Tonight we took inspiration from Alice Waters’ Kohlrabi Dal. However, beyond adding the cubed kohlrabi, I followed a method outlined by Nigel Slater. This was further modified though by my addition of a combination of pre-cooked green lentils, and uncooked red lentils, rather than his suggestion of yellow split peas. I have learned always to pre-cook green or brown lentils if tomato is being added to the dish. It seems the acidic tomato affects the lentils from turning soft and they, as a result, take an age to cook. This is not an issue with red lentils as their outer shell is removed in processing.
If no kohlrabi is available, you could use kale, cabbage, waxy fingerling potatoes, red carrots or yellow beats, or even zucchini.
The Stew
Tonight’s lentil stew began with a walk about in our garden.
It started with a Kohlrabi, which I peeled and cubed. The tenderest leaves were sliced and tossed in as well.
Followed by a gorgeous heirloom tomato which was roughly chopped.
Then I added an Italian heirloom shallot from my garden and some farmer market fresh garlic.

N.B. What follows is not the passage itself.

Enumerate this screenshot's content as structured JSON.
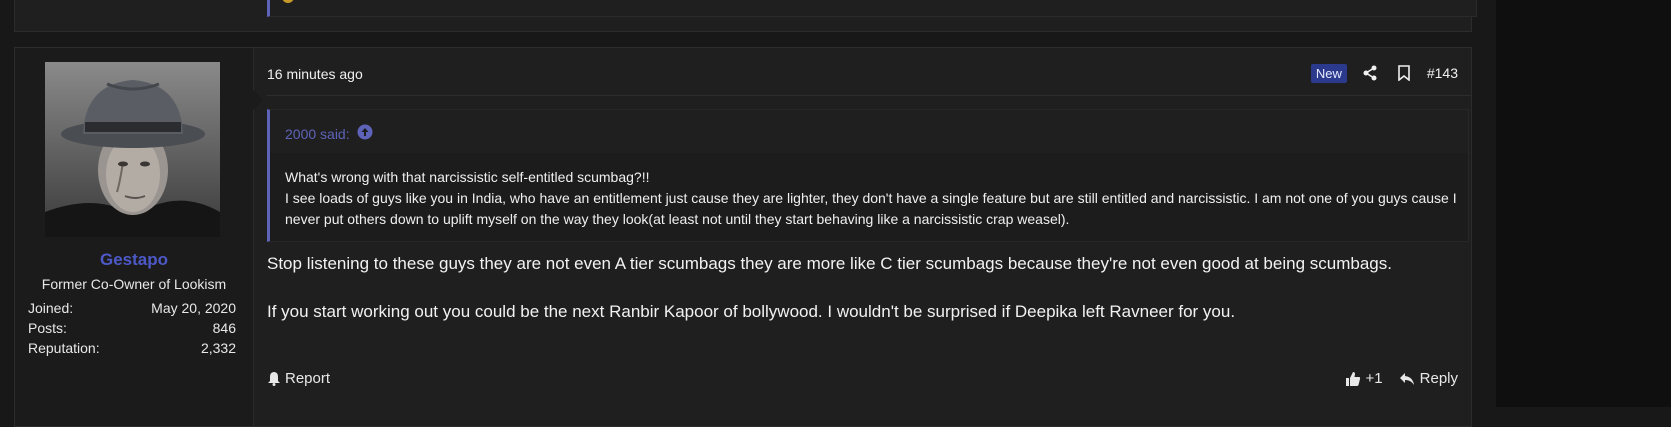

All was sautéed with a spoonful each of turmeric, coriander, cumin, paprika, and a pinch of salt and a grinding of black pepper. A half cup of pre-cooked green lentils and three-quarters a cup of uncooked red lentils were added and just enough water was tipped in from the kettle. After 20 minutes of simmering a stew emerged from the aromatic steam.
The Herb and Cashew Paste
Nigel Slater’s herb and cashew paste brought life and lift to the stew. I pureed basil, mint, the tops of the shallot, parsley, and nasturtium seed pods (to add some peppery bite, see photo of shallot) along with cashews I toasted in a dry pan.
The Chickpea Flatbread
This could have been served with rice, but we decided on a chickpea flatbread. This bread is something I am quite proud of. It is full of tricks and gimmicks and evolved over the years, first from a flatbread recipe by Jamie Oliver. Now, rather than following his process I simply add a half tin of chickpeas which have been lightly crushed with whole cumin and a few tablespoons of olive oil to a half batch of Jim Lahey’s basic pizza recipe. I add the mashed chickpea mixture to the dough after it has risen and then press it out onto a pizza stone. All is finished with a sprinkle of olive oil and sprinkle of grey sea salt. Basically what emerges from the oven is a kind of multi-cultural focaccia which works with Indian, Middle Eastern and almost any other food.